Denge ve Denetleme Ağı (DDA), ismi karışık gibi görünen ama çalıştığı konularla gündelik hayatımızın en basit gerçeklerine dokunan kocaman bir sivil toplum oluşumu. Şemsiyesi altında farklı yaklaşımlar, farklı siyasi görüşlere sahip 206 çeşitli sivil toplum örgütü var. Bu sayı geçen yıl bugünlerde 107 idi. Sayılar daha çok ve çeşitli paydaşa değebilmekte başarı gösterdiğimizi ölçüyor ama bizim başarı kriterimiz, farklılıkların bir arada söz söyleyebileceğinin bir kanıtı olmamız. Herkesin cümleye “kutuplaşma”yla başladığı ve uzlaşı çağrıları yaptığı bir dönemde kurulmuş olmamız bile, yani Ağ’ın varlığı bile tek başına büyük bir kazanım aslında. Biz bu uzlaşıyı, Ağımız içinde bir arada çalışırken kurduğumuza inanıyoruz. Ağ üyeleri çalışma grupları aracılığı ile tüm kararları birlikte ve uzlaşarak alıyorlar. Uzlaşma için uzun süren diyaloglar, görüşmeler, tartışmalar yaşanıyor. Tüm tartışmalar kullanılan dile özen gösterilerek yapılıyor. Bir araya gelmeyeceği düşünülen siyasi görüş, inanç ve yaşam felsefesine sahip sivil toplum örgütleri, “demokrasi” talebinde buluşarak bir arada çalışmayı deneyimliyor. Biz, bir aradalığımızın toplumun tüm kesimleri için bir model, bir örnek oluşturabileceğini düşünüyoruz.

Ağ bir araya geliyor

Ağ’ın temelleri, 2011 yılında başlayan yeni anayasa çalışmaları sonrasında atıldı. İstanbul Politikalar Merkezi ve National Democratic Institute’un düzenlediği, farklı sivil toplum örgütü, siyasi parti temsilcileri, medya, akademisyen ve kanaat önderlerinin bir araya geldiği çalıştaylar sonunda, hak ve özgürlüklerin garanti altına alınması ve güçlü bir denge denetleme sisteminin gerekliliği üzerine bir irade birliği ortaya çıktı. Gücümüzü aldığımız nokta, yani “farklı düşünüyoruz bir arada çözüyoruz” sloganıyla çıktığımız bu yol doğru biri yol olmalı ki, kısa zamanda kayda değer gelişmeler sağladık. Ağımız hem yerel, hem ulusal hem de uluslararası düzeyde denge denetleme konusunda referans kurum olarak görülmeye başlandı. Sahip olduğu sivil toplum örgütü çeşitliliği açısından da dikkat çekici hale geldiği için; özellikle seçim döneminde fikri sorulan, görüşü önemsenen bir yapı oldu.

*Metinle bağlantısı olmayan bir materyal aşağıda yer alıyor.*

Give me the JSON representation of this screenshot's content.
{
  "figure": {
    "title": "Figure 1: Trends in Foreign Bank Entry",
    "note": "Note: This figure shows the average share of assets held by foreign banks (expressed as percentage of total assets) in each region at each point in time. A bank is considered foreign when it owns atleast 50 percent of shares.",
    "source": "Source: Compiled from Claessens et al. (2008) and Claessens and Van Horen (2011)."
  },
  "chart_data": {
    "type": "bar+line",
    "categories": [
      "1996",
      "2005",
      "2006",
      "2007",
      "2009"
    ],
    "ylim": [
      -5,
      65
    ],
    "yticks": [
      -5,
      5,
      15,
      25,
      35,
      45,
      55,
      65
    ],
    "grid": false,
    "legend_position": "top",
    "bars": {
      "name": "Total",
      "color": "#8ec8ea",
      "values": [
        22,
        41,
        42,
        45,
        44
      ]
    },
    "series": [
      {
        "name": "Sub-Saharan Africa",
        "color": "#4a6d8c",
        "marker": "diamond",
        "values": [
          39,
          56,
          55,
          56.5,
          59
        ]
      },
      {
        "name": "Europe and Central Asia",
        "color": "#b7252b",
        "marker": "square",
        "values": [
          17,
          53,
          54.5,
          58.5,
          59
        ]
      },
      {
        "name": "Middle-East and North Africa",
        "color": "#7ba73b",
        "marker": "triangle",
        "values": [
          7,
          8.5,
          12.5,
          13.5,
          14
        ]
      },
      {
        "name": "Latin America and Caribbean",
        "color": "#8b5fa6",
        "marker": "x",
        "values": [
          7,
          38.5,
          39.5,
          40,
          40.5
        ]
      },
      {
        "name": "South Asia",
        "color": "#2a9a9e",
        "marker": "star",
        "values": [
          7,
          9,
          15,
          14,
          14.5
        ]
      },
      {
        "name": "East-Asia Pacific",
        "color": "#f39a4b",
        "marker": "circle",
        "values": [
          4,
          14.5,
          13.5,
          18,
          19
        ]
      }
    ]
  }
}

Ağ, çalışmalarını İstanbul ve Ankara dışında yedi ayrı kent ve çevre illerinde sürdürüyor. Bu merkezler şimdilik Diyarbakır, Kayseri, İzmir, Samsun, Bursa, Adana ve Erzurum. Geçen yıldan bu yana Diyarbakır, Kayseri ve İzmir’de yerel çalışmalar yapıldı. Cumhurbaşkanlığı seçim döneminde adayların kampanyalarının finansman şeffaflığını sağlamalarına yönelik etkinlikler ve çalıştaylar bu illerde düzenlendi. Her ilde sivil toplum örgütleriyle yüz yüze görüşmeler yapılarak “denge denetleme” ve Ağ üzerine fikir alışverişinde bulunuldu. Denge denetleme konularını içeren 19 politika belgesi hazırlandı ve bu belgeler kamuoyuna duyuruldu.

Biz yaptığımız çalışmalar ile özellikle sosyal medyayı da kullanarak, denge denetlemenin bizi ne kadar ilgilendirdiğine dair kamuoyunda bir algı oluşturmak adına hatırı sayılır yol kat ettiğimizi düşünüyoruz.

Geç olsun güç olmasın

Denge denetleme mekanizmaları Türkiye için yeni bir kavram fakat sandığımızdan daha çok gündemimizde ve hayatımızın içinde. Denge denetleme, basitçe herkesin birbirinin gözü olduğu, birbirini gözeterek hesap verebilir kıldığı bir uyumu işaret ediyor.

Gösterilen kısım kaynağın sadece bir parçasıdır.